Even as the World Summit on Sustainable Development lumbered on in Johannesburg, many delegates must have wondered whether Africa has a sustainable future. A continent of once kind and hospitable people has lost its head.

In Nigeria, a woman faces death by stoning for adultery; in Zambia, people die of starvation because the government will not distribute U.S. grain, having bought the pernicious view of European environmentalists that it is a health hazard; and in South Africa, President Thabo Mbeki has convinced himself that HIV is not the precursor to AIDS.

SHORT ON LAW, NOT ARMS

Africa is short on law; short on coherence; still clinging to dictatorial socialism, as in Zimbabwe; and awash in weapons. The situation is so bad that Max Hastings, a British journalist, has called for the world essentially to abandon Africa -- no more to have its treasures stolen and its humanity wasted.

Even the most aggressive critics of what is seen as the West's parsimonious aid to Africa wonder whether it has ever done any good or whether the continent can be helped; whether AIDS and tropical disease simply will depopulate the continent, its people dying of the most terrible privation.

Well, there is some hope in Africa. It rests with the continent's indomitable women, who bear the brunt of its failure and the hope that there will be morning there.

Although African societies treat women appallingly through general polygamy, female circumcision in the North and the West, and now routine rape, particularly in South Africa, women are the ones who hold together what is left to hold together.

Women do much of the labor, hoard the precious food, suffer their children's hunger, preserve the cultures and keep tribal heritage and language intact. The women stand between possibility and hopelessness.

And yet, because of the dominance of men, the world has had little to do with the women of Africa; its contacts always are with men. In Zimbabwe, in the 1950s and '60s, white and black idealists planned for the future of that now-troubled place without ever considering its women.
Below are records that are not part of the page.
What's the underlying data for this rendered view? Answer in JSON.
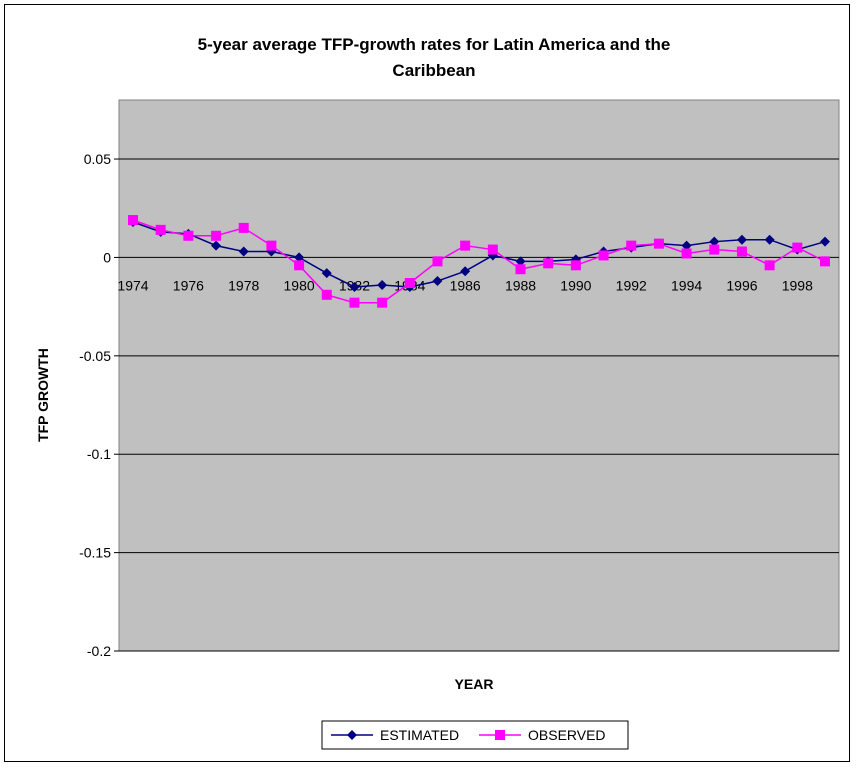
{
  "chart_data": {
    "type": "line",
    "title_line1": "5-year average TFP-growth rates for Latin America and the",
    "title_line2": "Caribbean",
    "xlabel": "YEAR",
    "ylabel": "TFP GROWTH",
    "ylim": [
      -0.2,
      0.08
    ],
    "yticks": [
      0.05,
      0,
      -0.05,
      -0.1,
      -0.15,
      -0.2
    ],
    "ytick_labels": [
      "0.05",
      "0",
      "-0.05",
      "-0.1",
      "-0.15",
      "-0.2"
    ],
    "x": [
      1974,
      1975,
      1976,
      1977,
      1978,
      1979,
      1980,
      1981,
      1982,
      1983,
      1984,
      1985,
      1986,
      1987,
      1988,
      1989,
      1990,
      1991,
      1992,
      1993,
      1994,
      1995,
      1996,
      1997,
      1998,
      1999
    ],
    "xtick_labels": [
      "1974",
      "1976",
      "1978",
      "1980",
      "1982",
      "1984",
      "1986",
      "1988",
      "1990",
      "1992",
      "1994",
      "1996",
      "1998"
    ],
    "grid": true,
    "plot_background": "#c0c0c0",
    "legend_position": "bottom",
    "series": [
      {
        "name": "ESTIMATED",
        "color": "#000080",
        "marker": "diamond",
        "values": [
          0.018,
          0.013,
          0.012,
          0.006,
          0.003,
          0.003,
          0.0,
          -0.008,
          -0.015,
          -0.014,
          -0.015,
          -0.012,
          -0.007,
          0.001,
          -0.002,
          -0.002,
          -0.001,
          0.003,
          0.005,
          0.007,
          0.006,
          0.008,
          0.009,
          0.009,
          0.004,
          0.008
        ]
      },
      {
        "name": "OBSERVED",
        "color": "#ff00ff",
        "marker": "square",
        "values": [
          0.019,
          0.014,
          0.011,
          0.011,
          0.015,
          0.006,
          -0.004,
          -0.019,
          -0.023,
          -0.023,
          -0.013,
          -0.002,
          0.006,
          0.004,
          -0.006,
          -0.003,
          -0.004,
          0.001,
          0.006,
          0.007,
          0.002,
          0.004,
          0.003,
          -0.004,
          0.005,
          -0.002
        ]
      }
    ]
  }
}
Today, in the cities of Africa, women keep things running: Men have the titles, and women do the work. Old Africa hands know that if you have a problem and you have to deal with a governmental agency or a commercial establishment, you should try to find a woman in charge.

Gordon Brown, the British chancellor of the Exchequer, has proposed a $50 billion Marshall Plan for Africa. Unfortunately, were it to come about, it would fail. The nature of the Marshall Plan was that it returned Europe to the status quo ante.
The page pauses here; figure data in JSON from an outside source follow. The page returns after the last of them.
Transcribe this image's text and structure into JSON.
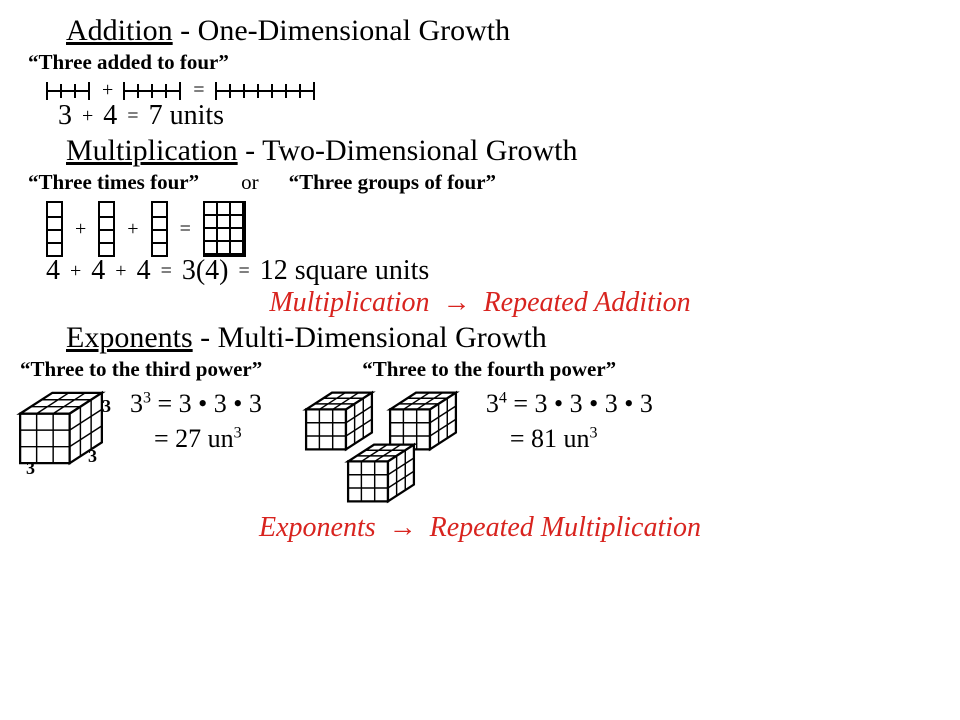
{
  "colors": {
    "text": "#000000",
    "accent": "#d8241f",
    "bg": "#ffffff"
  },
  "typography": {
    "title_fontsize": 30,
    "sub_fontsize": 21,
    "math_fontsize": 28,
    "red_fontsize": 28
  },
  "addition": {
    "heading_underlined": "Addition",
    "heading_rest": " - One-Dimensional Growth",
    "phrase": "“Three added to four”",
    "a": "3",
    "plus": "+",
    "b": "4",
    "eq": "=",
    "result": "7 units",
    "line_a": {
      "len": 3,
      "unit": 14
    },
    "line_b": {
      "len": 4,
      "unit": 14
    },
    "line_sum": {
      "len": 7,
      "unit": 14
    }
  },
  "multiplication": {
    "heading_underlined": "Multiplication",
    "heading_rest": " - Two-Dimensional Growth",
    "phrase_a": "“Three times four”",
    "or": "or",
    "phrase_b": "“Three groups of four”",
    "terms": {
      "t1": "4",
      "t2": "4",
      "t3": "4",
      "product_form": "3(4)",
      "result": "12 square units"
    },
    "ops": {
      "plus": "+",
      "eq": "="
    },
    "red": {
      "left": "Multiplication",
      "arrow": "→",
      "right": "Repeated Addition"
    },
    "grid": {
      "cols": 3,
      "rows": 4,
      "cell": 13
    }
  },
  "exponents": {
    "heading_underlined": "Exponents",
    "heading_rest": " - Multi-Dimensional Growth",
    "phrase_a": "“Three to the third power”",
    "phrase_b": "“Three to the fourth power”",
    "cube_dim_label": "3",
    "eq3": {
      "l1_base": "3",
      "l1_exp": "3",
      "l1_eq": " = 3 • 3 • 3",
      "l2": "= 27 un",
      "l2_exp": "3"
    },
    "eq4": {
      "l1_base": "3",
      "l1_exp": "4",
      "l1_eq": " = 3 • 3 • 3 • 3",
      "l2": "= 81 un",
      "l2_exp": "3"
    },
    "red": {
      "left": "Exponents",
      "arrow": "→",
      "right": "Repeated Multiplication"
    },
    "cube": {
      "n": 3,
      "cell": 14
    }
  }
}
In Europe, there was a base and a memory. But in Africa, there is no base and no memory, save for the hated colonialism. So Brown's plan cannot but repeat the mistakes of the past -- massive corruption, misallocation and theft.

A whole new scheme is needed for Africa: a scheme that circumvents the nominal leaders and their culture of Mercedes-Benzes, AK-47s and Swiss bank accounts, a scheme that delivers aid directly into the hands of the people who hold African society together as best they can: the women.
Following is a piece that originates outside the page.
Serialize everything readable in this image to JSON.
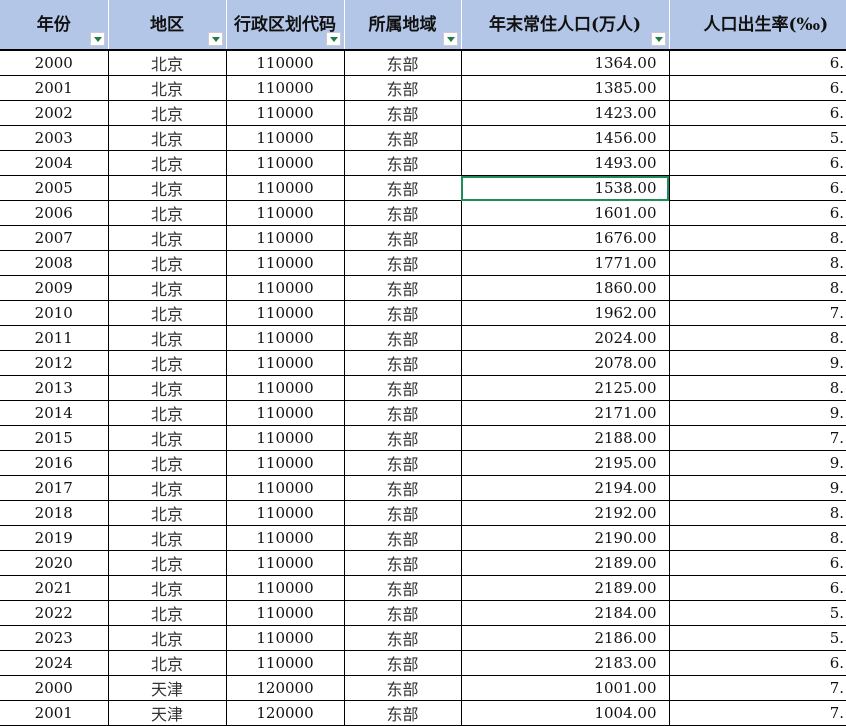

If ever there was a great cause for the feminists of the world, it is Africa -- and it is the delivery of noneconomic aid to the women of the villages. This aid needs to be simple education about hygiene, reproduction and the tools of survival -- hoes, water jars, household medicines and home economics.

You cannot till the soil without an implement, store water without a receptacle, or save the life of a child who has trod on a thorn without disinfectant. And you cannot save Africa without its women.

Llewellyn King is the publisher of White House Weekly and the chairman and CEO of King Publishing (www.kingpublishing.com).